If $$\phi(x)=\cos(x)-\int_0^x(x-t)\phi(t)dt$$ then what is the value of $\phi(x)+\phi''(x)$ ?
My Attempt:
$$\phi'(x)=-\sin(x)-(x-x)\phi(x)\dfrac{d(x)}{dx}+(x-0)\dfrac{d(0)}{dx}=-\sin(x)$$ (using Leibniz Rule)
$$\implies \phi''(x)=-\cos(x)$$
So, $$\phi(x)+\phi''(x)=-\int_0^x(x-t)\phi(t)dt$$
How to simplify this? The final answer is given as $-\cos(x)$ but I am not getting it. Please help.

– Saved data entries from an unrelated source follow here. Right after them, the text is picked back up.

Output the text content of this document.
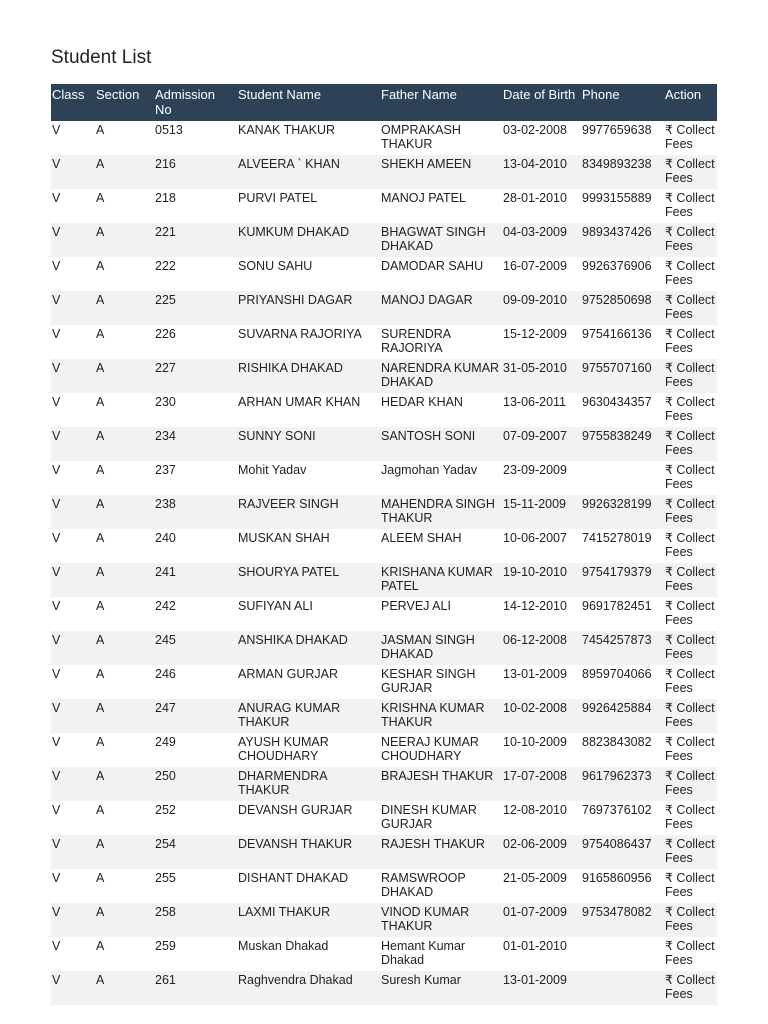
Student List
Class	Section	Admission No	Student Name	Father Name	Date of Birth	Phone	Action
V	A	0513	KANAK THAKUR	OMPRAKASH THAKUR	03-02-2008	9977659638	₹ Collect Fees
V	A	216	ALVEERA ` KHAN	SHEKH AMEEN	13-04-2010	8349893238	₹ Collect Fees
V	A	218	PURVI PATEL	MANOJ PATEL	28-01-2010	9993155889	₹ Collect Fees
V	A	221	KUMKUM DHAKAD	BHAGWAT SINGH DHAKAD	04-03-2009	9893437426	₹ Collect Fees
V	A	222	SONU SAHU	DAMODAR SAHU	16-07-2009	9926376906	₹ Collect Fees
V	A	225	PRIYANSHI DAGAR	MANOJ DAGAR	09-09-2010	9752850698	₹ Collect Fees
V	A	226	SUVARNA RAJORIYA	SURENDRA RAJORIYA	15-12-2009	9754166136	₹ Collect Fees
V	A	227	RISHIKA DHAKAD	NARENDRA KUMAR DHAKAD	31-05-2010	9755707160	₹ Collect Fees
V	A	230	ARHAN UMAR KHAN	HEDAR KHAN	13-06-2011	9630434357	₹ Collect Fees
V	A	234	SUNNY SONI	SANTOSH SONI	07-09-2007	9755838249	₹ Collect Fees
V	A	237	Mohit Yadav	Jagmohan Yadav	23-09-2009		₹ Collect Fees
V	A	238	RAJVEER SINGH	MAHENDRA SINGH THAKUR	15-11-2009	9926328199	₹ Collect Fees
V	A	240	MUSKAN SHAH	ALEEM SHAH	10-06-2007	7415278019	₹ Collect Fees
V	A	241	SHOURYA PATEL	KRISHANA KUMAR PATEL	19-10-2010	9754179379	₹ Collect Fees
V	A	242	SUFIYAN ALI	PERVEJ ALI	14-12-2010	9691782451	₹ Collect Fees
V	A	245	ANSHIKA DHAKAD	JASMAN SINGH DHAKAD	06-12-2008	7454257873	₹ Collect Fees
V	A	246	ARMAN GURJAR	KESHAR SINGH GURJAR	13-01-2009	8959704066	₹ Collect Fees
V	A	247	ANURAG KUMAR THAKUR	KRISHNA KUMAR THAKUR	10-02-2008	9926425884	₹ Collect Fees
V	A	249	AYUSH KUMAR CHOUDHARY	NEERAJ KUMAR CHOUDHARY	10-10-2009	8823843082	₹ Collect Fees
V	A	250	DHARMENDRA THAKUR	BRAJESH THAKUR	17-07-2008	9617962373	₹ Collect Fees
V	A	252	DEVANSH GURJAR	DINESH KUMAR GURJAR	12-08-2010	7697376102	₹ Collect Fees
V	A	254	DEVANSH THAKUR	RAJESH THAKUR	02-06-2009	9754086437	₹ Collect Fees
V	A	255	DISHANT DHAKAD	RAMSWROOP DHAKAD	21-05-2009	9165860956	₹ Collect Fees
V	A	258	LAXMI THAKUR	VINOD KUMAR THAKUR	01-07-2009	9753478082	₹ Collect Fees
V	A	259	Muskan Dhakad	Hemant Kumar Dhakad	01-01-2010		₹ Collect Fees
V	A	261	Raghvendra Dhakad	Suresh Kumar	13-01-2009		₹ Collect Fees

$\displaystyle \phi (x) = \cos x- \int^{x}_{0}(x-t)\phi(t)dt= \cos x-\int^{x}_{0}x\phi(t)dt+\int^{x}_{0}t\phi(t)dt$
then $\displaystyle \phi'(x) = -\sin x-x\phi(x)-\int^{x}_{0}\phi (t)dt+x\phi(x)$
and $\displaystyle \phi''(x) = -\cos x-x\phi'(x)-\phi (x)-\phi (x)+x \phi'(x)+\phi(x)$
So $\phi''(x) = -\cos x-\phi(x)$
Note that $$\phi\left(x\right)=\cos\left(x\right)-x\int_{0}^{x}\phi\left(t\right)dt+\int_{0}^{x}t\phi\left(t\right)dt. $$ Using the fundamental theorem of calculus we have $$\phi'\left(x\right)=-\sin\left(x\right)-\int_{0}^{x}\phi\left(t\right)dt $$ $$\phi''\left(x\right)=-\cos\left(x\right)-\phi\left(x\right) $$ hence $$\phi''\left(x\right)+\phi\left(x\right)=-\cos\left(x\right).$$